Outlook Talking of Mr Carney, he must have shuddered just a little bit yesterday after no less than Warren Buffett suggested his old pal Jamie Dimon, the chief executive of JP Morgan, would be a great candidate for US Treasury Secretary.
The legendary Sage of Omaha believes Mr Dimon would be just the guy to sort out Uncle Sam's looming fiscal cliff. In the absence of a new deal over America's debt ceiling it calls for a nasty package of spending cuts and tax rises which could send not just the US but the rest of the world into a tailspin.
Mr Dimon, thinks Mr Buffett, could change all that by waltzing into Congress and knocking heads together to get a deal done. Like he did with his traders when they lost $6bn (and rising) in London?
Mr Buffett is a brilliant businessman who has made fortunes for investors at Berkshire Hathaway. He saw that half the technology companies at the turn of the century were wearing the emperor's new clothes, and rightly thinks its wrong that a billionaire like him pays less tax than his cleaners.
Strange, then, that he doesn't see the flaws in Mr Dimon.

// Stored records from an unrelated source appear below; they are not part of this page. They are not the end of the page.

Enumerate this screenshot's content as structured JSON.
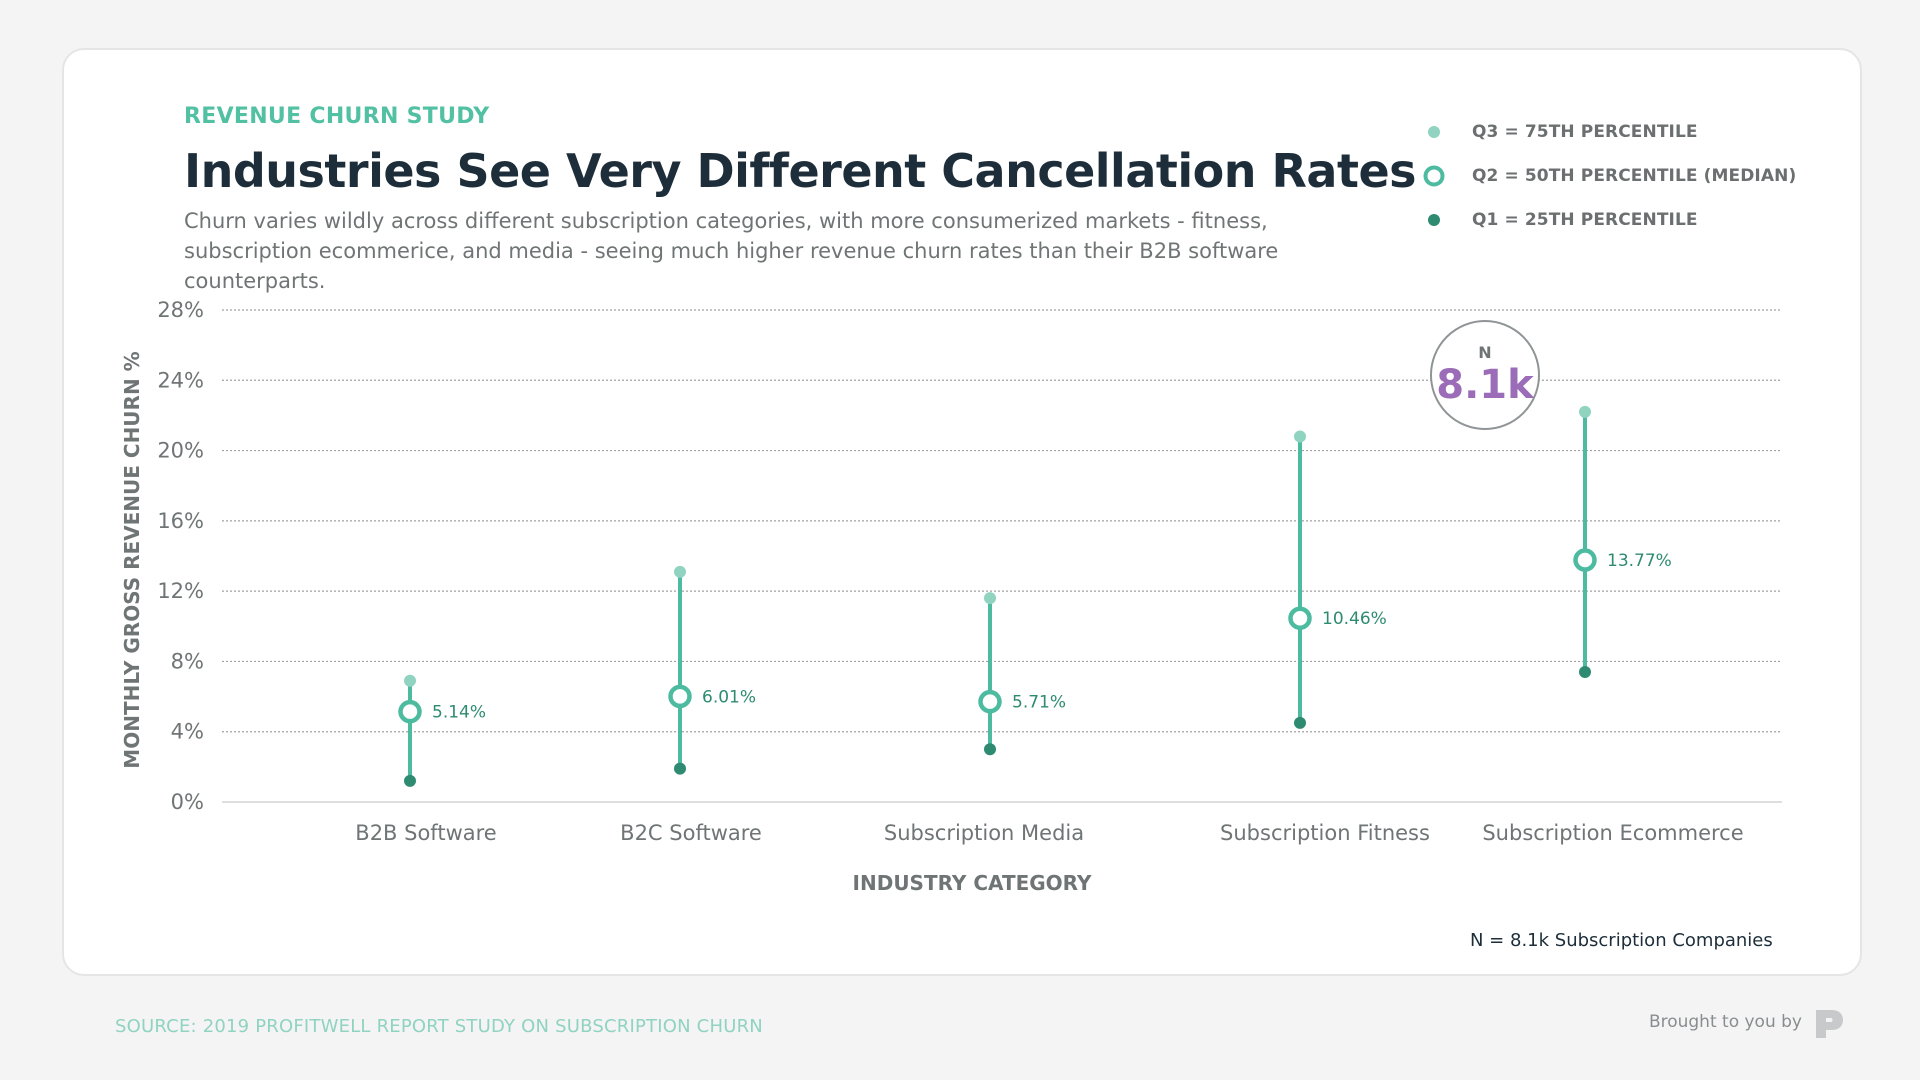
{
  "header": {
    "kicker": "REVENUE CHURN STUDY",
    "title": "Industries See Very Different Cancellation Rates",
    "subtitle": "Churn varies wildly across different subscription categories, with more consumerized markets - fitness, subscription ecommerice, and media - seeing much higher revenue churn rates than their B2B software counterparts."
  },
  "legend": [
    {
      "label": "Q3 = 75TH PERCENTILE",
      "marker": "small-dot-light"
    },
    {
      "label": "Q2 = 50TH PERCENTILE (MEDIAN)",
      "marker": "ring"
    },
    {
      "label": "Q1 = 25TH PERCENTILE",
      "marker": "small-dot-dark"
    }
  ],
  "badge": {
    "label": "N",
    "value": "8.1k"
  },
  "footer": {
    "footnote": "N = 8.1k Subscription Companies",
    "source": "SOURCE: 2019 PROFITWELL REPORT STUDY ON SUBSCRIPTION CHURN",
    "brought_by": "Brought to you by"
  },
  "colors": {
    "accent": "#52c0a2",
    "q3": "#8fd3c0",
    "q2": "#4dbba0",
    "q1": "#2e8b71",
    "badge_value": "#9b6cb8",
    "title": "#1d2e3a",
    "muted": "#6f7475"
  },
  "chart_data": {
    "type": "range",
    "ylabel": "MONTHLY GROSS REVENUE CHURN %",
    "xlabel": "INDUSTRY CATEGORY",
    "ylim": [
      0,
      28
    ],
    "yticks": [
      0,
      4,
      8,
      12,
      16,
      20,
      24,
      28
    ],
    "ytick_labels": [
      "0%",
      "4%",
      "8%",
      "12%",
      "16%",
      "20%",
      "24%",
      "28%"
    ],
    "grid": true,
    "categories": [
      "B2B Software",
      "B2C Software",
      "Subscription Media",
      "Subscription Fitness",
      "Subscription Ecommerce"
    ],
    "series": [
      {
        "name": "Q3 = 75TH PERCENTILE",
        "values": [
          6.9,
          13.1,
          11.6,
          20.8,
          22.2
        ]
      },
      {
        "name": "Q2 = 50TH PERCENTILE (MEDIAN)",
        "values": [
          5.14,
          6.01,
          5.71,
          10.46,
          13.77
        ],
        "labels": [
          "5.14%",
          "6.01%",
          "5.71%",
          "10.46%",
          "13.77%"
        ]
      },
      {
        "name": "Q1 = 25TH PERCENTILE",
        "values": [
          1.2,
          1.9,
          3.0,
          4.5,
          7.4
        ]
      }
    ]
  }
}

The latter has bitterly opposed much-needed reforms to a banking industry that came within a heartbeat of breaking the world's financial system and was chronically undercapitalised. Then there were those losses, a symptom of what is culturally wrong with institutions that let loose young and arrogant traders with too little supervision – and are a very good argument for insisting banks hold more capital. Which is what Mr Carney demanded when the two men clashed.
Fortunately for Mr Carney, it is unlikely to happen. Mr Dimon has previously described himself as unsuited to politics. His ego and hubris are indeed enormous. But they're not that big. At least not yet.